Extracted data directly responsive to a targeted terrorism search that have been subjected to the multiple dissemination controls described above for counterterrorism purposes, shall be subject to the retention period applicable to the particular government authority with respect to its particular investigative records.

For example, SWIFT data extracted through the TFTP could be used in the investigation of an individual for possible designation under OFAC's Global Terrorism Sanctions Regulations. Under OFAC's NARA-approved record retention schedule, if a final administrative decision is made to designate an individual (which decision would be made public), the information on which the decision was made will be retained permanently as a written record of the evidence supporting the agency's action. The evidentiary file is retained for possible administrative or judicial review in the event a designation is challenged, and also to support further terrorism investigations. Alternatively, if an investigation is closed without a designation, the investigatory files are subject to on-site destruction no later than one year after the investigation is completed.

Finally, consistent with the above-described U.S. legal framework, the retention period for lead information derived from the TFTP that has been disseminated is governed by the regulations and schedules of the recipient agency or government. For example, any derived information that is used in a Justice Department prosecution will be subject to applicable Justice Department retention periods.

Ongoing Counterterrorism Cooperation

The TFTP has been of great value in fighting terrorism globally, including in Europe. The U.S. Government will continue to judiciously assess whether any information obtained through the TFTP may contribute to the investigation, prevention, combating or prosecution of terrorism or its financing in one or more European Union Member States and, in all appropriate cases, will make that information available to the proper authorities in the most expedient manner.

As a sign of our commitment and partnership in combating global terrorism, an eminent European person will be appointed to confirm that the program is implemented consistent with these Representations for the purpose of verifying the protection of EU-originating personal data.
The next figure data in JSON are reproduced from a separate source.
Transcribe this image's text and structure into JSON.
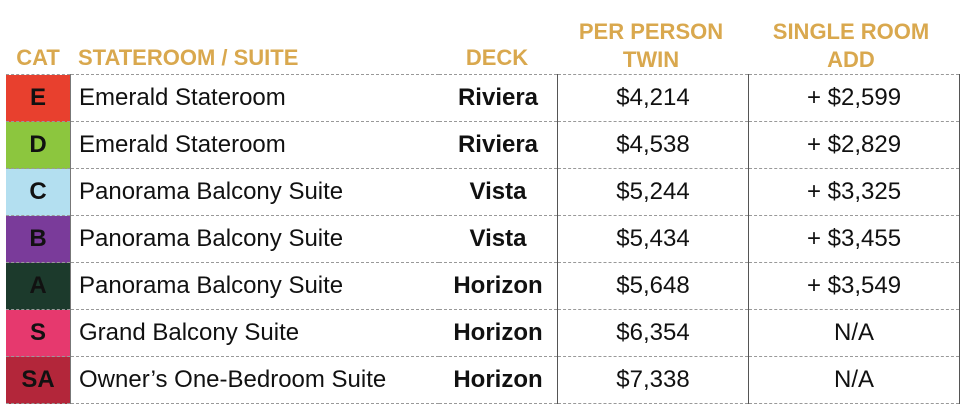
{
  "headers": {
    "cat": "CAT",
    "stateroom": "STATEROOM / SUITE",
    "deck": "DECK",
    "per_person": "PER PERSON",
    "twin": "TWIN",
    "single_room": "SINGLE ROOM",
    "add": "ADD"
  },
  "colors": {
    "header_text": "#d9a84e"
  },
  "rows": [
    {
      "cat": "E",
      "cat_color": "#e8402e",
      "room": "Emerald Stateroom",
      "deck": "Riviera",
      "twin": "$4,214",
      "single": "+ $2,599"
    },
    {
      "cat": "D",
      "cat_color": "#8cc63e",
      "room": "Emerald Stateroom",
      "deck": "Riviera",
      "twin": "$4,538",
      "single": "+ $2,829"
    },
    {
      "cat": "C",
      "cat_color": "#b3dff0",
      "room": "Panorama Balcony Suite",
      "deck": "Vista",
      "twin": "$5,244",
      "single": "+ $3,325"
    },
    {
      "cat": "B",
      "cat_color": "#7a3b9a",
      "room": "Panorama Balcony Suite",
      "deck": "Vista",
      "twin": "$5,434",
      "single": "+ $3,455"
    },
    {
      "cat": "A",
      "cat_color": "#1c3a2c",
      "room": "Panorama Balcony Suite",
      "deck": "Horizon",
      "twin": "$5,648",
      "single": "+ $3,549"
    },
    {
      "cat": "S",
      "cat_color": "#e6396e",
      "room": "Grand Balcony Suite",
      "deck": "Horizon",
      "twin": "$6,354",
      "single": "N/A"
    },
    {
      "cat": "SA",
      "cat_color": "#b3263a",
      "room": "Owner’s One-Bedroom Suite",
      "deck": "Horizon",
      "twin": "$7,338",
      "single": "N/A"
    }
  ]
}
In particular, the eminent person will monitor that processes for deletion of non-extracted data have been carried out.

The eminent person will have appropriate experience and security clearances, and will be appointed for a renewable period of two years by the European Commission in consultation with the Treasury Department. The eminent person shall act in complete independence in the performance of his or her duties. The eminent person shall, in the performance of his or her duties, neither seek nor take instructions from anybody. The eminent person shall refrain from any action incompatible with his or her duties under this appointment.

The eminent person will report his or her findings and conclusions annually in writing to the Commission. The Commission in turn will report to the European Parliament and the Council as appropriate.
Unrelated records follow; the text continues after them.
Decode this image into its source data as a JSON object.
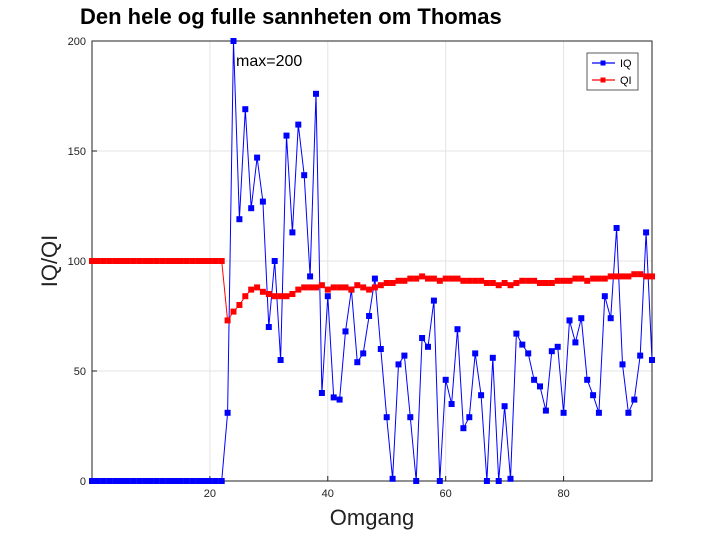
{
  "chart_data": {
    "type": "line",
    "title": "Den hele og fulle sannheten om Thomas",
    "xlabel": "Omgang",
    "ylabel": "IQ/QI",
    "xlim": [
      0,
      95
    ],
    "ylim": [
      0,
      200
    ],
    "xticks": [
      20,
      40,
      60,
      80
    ],
    "yticks": [
      0,
      50,
      100,
      150,
      200
    ],
    "grid": true,
    "legend_position": "top-right",
    "annotation": "max=200",
    "annotation_at": [
      24,
      200
    ],
    "series": [
      {
        "name": "IQ",
        "color": "#0000ff",
        "marker": "square",
        "x": [
          0,
          1,
          2,
          3,
          4,
          5,
          6,
          7,
          8,
          9,
          10,
          11,
          12,
          13,
          14,
          15,
          16,
          17,
          18,
          19,
          20,
          21,
          22,
          23,
          24,
          25,
          26,
          27,
          28,
          29,
          30,
          31,
          32,
          33,
          34,
          35,
          36,
          37,
          38,
          39,
          40,
          41,
          42,
          43,
          44,
          45,
          46,
          47,
          48,
          49,
          50,
          51,
          52,
          53,
          54,
          55,
          56,
          57,
          58,
          59,
          60,
          61,
          62,
          63,
          64,
          65,
          66,
          67,
          68,
          69,
          70,
          71,
          72,
          73,
          74,
          75,
          76,
          77,
          78,
          79,
          80,
          81,
          82,
          83,
          84,
          85,
          86,
          87,
          88,
          89,
          90,
          91,
          92,
          93,
          94,
          95
        ],
        "y": [
          0,
          0,
          0,
          0,
          0,
          0,
          0,
          0,
          0,
          0,
          0,
          0,
          0,
          0,
          0,
          0,
          0,
          0,
          0,
          0,
          0,
          0,
          0,
          31,
          200,
          119,
          169,
          124,
          147,
          127,
          70,
          100,
          55,
          157,
          113,
          162,
          139,
          93,
          176,
          40,
          84,
          38,
          37,
          68,
          87,
          54,
          58,
          75,
          92,
          60,
          29,
          1,
          53,
          57,
          29,
          0,
          65,
          61,
          82,
          0,
          46,
          35,
          69,
          24,
          29,
          58,
          39,
          0,
          56,
          0,
          34,
          1,
          67,
          62,
          58,
          46,
          43,
          32,
          59,
          61,
          31,
          73,
          63,
          74,
          46,
          39,
          31,
          84,
          74,
          115,
          53,
          31,
          37,
          57,
          113,
          55
        ]
      },
      {
        "name": "QI",
        "color": "#ff0000",
        "marker": "square",
        "x": [
          0,
          1,
          2,
          3,
          4,
          5,
          6,
          7,
          8,
          9,
          10,
          11,
          12,
          13,
          14,
          15,
          16,
          17,
          18,
          19,
          20,
          21,
          22,
          23,
          24,
          25,
          26,
          27,
          28,
          29,
          30,
          31,
          32,
          33,
          34,
          35,
          36,
          37,
          38,
          39,
          40,
          41,
          42,
          43,
          44,
          45,
          46,
          47,
          48,
          49,
          50,
          51,
          52,
          53,
          54,
          55,
          56,
          57,
          58,
          59,
          60,
          61,
          62,
          63,
          64,
          65,
          66,
          67,
          68,
          69,
          70,
          71,
          72,
          73,
          74,
          75,
          76,
          77,
          78,
          79,
          80,
          81,
          82,
          83,
          84,
          85,
          86,
          87,
          88,
          89,
          90,
          91,
          92,
          93,
          94,
          95
        ],
        "y": [
          100,
          100,
          100,
          100,
          100,
          100,
          100,
          100,
          100,
          100,
          100,
          100,
          100,
          100,
          100,
          100,
          100,
          100,
          100,
          100,
          100,
          100,
          100,
          73,
          77,
          80,
          84,
          87,
          88,
          86,
          85,
          84,
          84,
          84,
          85,
          87,
          88,
          88,
          88,
          89,
          87,
          88,
          88,
          88,
          87,
          89,
          88,
          87,
          88,
          89,
          90,
          90,
          91,
          91,
          92,
          92,
          93,
          92,
          92,
          91,
          92,
          92,
          92,
          91,
          91,
          91,
          91,
          90,
          90,
          89,
          90,
          89,
          90,
          91,
          91,
          91,
          90,
          90,
          90,
          91,
          91,
          91,
          92,
          92,
          91,
          92,
          92,
          92,
          93,
          93,
          93,
          93,
          94,
          94,
          93,
          93
        ]
      }
    ]
  }
}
The Treasury Department will give the eminent person access, information and data necessary for the discharge of his or her duties. The eminent person will at all times act in compliance with secrecy and confidentiality requirements imposed by law. Practical details will be agreed with the Treasury Department.

The Treasury Department also will advise the European Union of any material changes to the safeguards set forth in these representations and of the passage of any U.S. legislation that materially affects the statements made in the Representations.

The Treasury Department will endeavor to have these Representations published in the Federal Register and consents to their publication in the Official Journal of the European Union.